O almoço é solitário na salinha pequena do escritório. Fui eu que o fiz ontem á noite. Deixei tudo preparado e mais uma pêra para o lanche que a vida não está para restaurantes. Dou inicio ao "banquete" e procuro no saco, o livro que me anda a fazer companhia, quando cai ao chão, o marcador. Pego-lhe e releio uns rabiscos que lá escrevi um dia destes:

“Bocas que ofendem, que pecam, que beijam
Que murmuram um credo...
Mãos que afagam, que abraçam, que tocam
Ou que batendo no peito, assumem:
Minha culpa, minha culpa, minha tão grande culpa”

Palavras soltas á espera de um início e de um fim, se estes se resolverem a surgir, caso contrário continuarão a ser apenas, uns rabiscos num marcador de livros.
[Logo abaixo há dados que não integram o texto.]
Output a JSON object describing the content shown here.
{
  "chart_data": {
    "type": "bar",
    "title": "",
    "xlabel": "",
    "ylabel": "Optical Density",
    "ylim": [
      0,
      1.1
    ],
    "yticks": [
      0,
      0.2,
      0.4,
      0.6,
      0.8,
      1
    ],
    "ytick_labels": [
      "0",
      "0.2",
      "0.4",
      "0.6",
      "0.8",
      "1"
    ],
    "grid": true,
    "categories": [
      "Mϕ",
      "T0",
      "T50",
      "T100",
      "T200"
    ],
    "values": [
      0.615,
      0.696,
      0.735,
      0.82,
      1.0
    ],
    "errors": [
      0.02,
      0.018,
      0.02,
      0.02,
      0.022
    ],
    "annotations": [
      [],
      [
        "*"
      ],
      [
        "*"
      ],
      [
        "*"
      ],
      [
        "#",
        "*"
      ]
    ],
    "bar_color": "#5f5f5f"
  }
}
A seguir ao almoço gosto de ir dar uma volta pela Vila. Está frio e sabe-me bem o casaco quente e o cachecol assim como me sabe bem cumprimentar várias pessoas com quem me cruzo pelo caminho. Nesta terra não há solidão. Reparo na montra do fotógrafo e dá-me vontade de rir, quando a vejo cheia de fotos de noivas em poses sexy, com olhares lânguidos e pernocas á mostra mostrando a liga… tudo muito sexy para vestidos tão brancos e puros. Esboço um sorriso que não consigo conter quando o fotógrafo, já entrado na idade, me acena educadamente da porta:
- Boa tarde, menina. Está frio não está? 
Passam-me as coisas mais incríveis e cómicas pela mente - esta mente que não domino. 
– Está sim senhor!
E ele fica a olhar com aqueles olhinhos pequeninos e brilhantes, algo maliciosos até. Livra! Se me casasse agora não o queria para repórter fotográfico – penso eu divertida – ou talvez sim.
Olho em volta, sinto o burburinho, cheiro o frio e aconchego-me um pouco mais no casaco. "Isto é bom" – penso eu. E dou comigo a valorizar o presente. Constato que este povo que tanto aprecia criticar, quase como se fosse dono da verdade, nem se permite apreciar o que tem, limitando-se a temer um futuro cada vez mais incerto e apoiando-se num passado cada vez mais longínquo e turvo, cheio de nevoeiro denso e sem Reis salvadores perdidos lá dentro.
Torno a olhar a montra das fotos mas desta vez já só vejo a esperança nos olhos das modelos noivas.
E chegada finalmente a hora de regressar á realidade, deixa-me lá ir beber o meu café ao Chico, que o tempo não pára, a vida não pára, o pensamento não pára e, como dizia o poeta… o mundo pula e avança.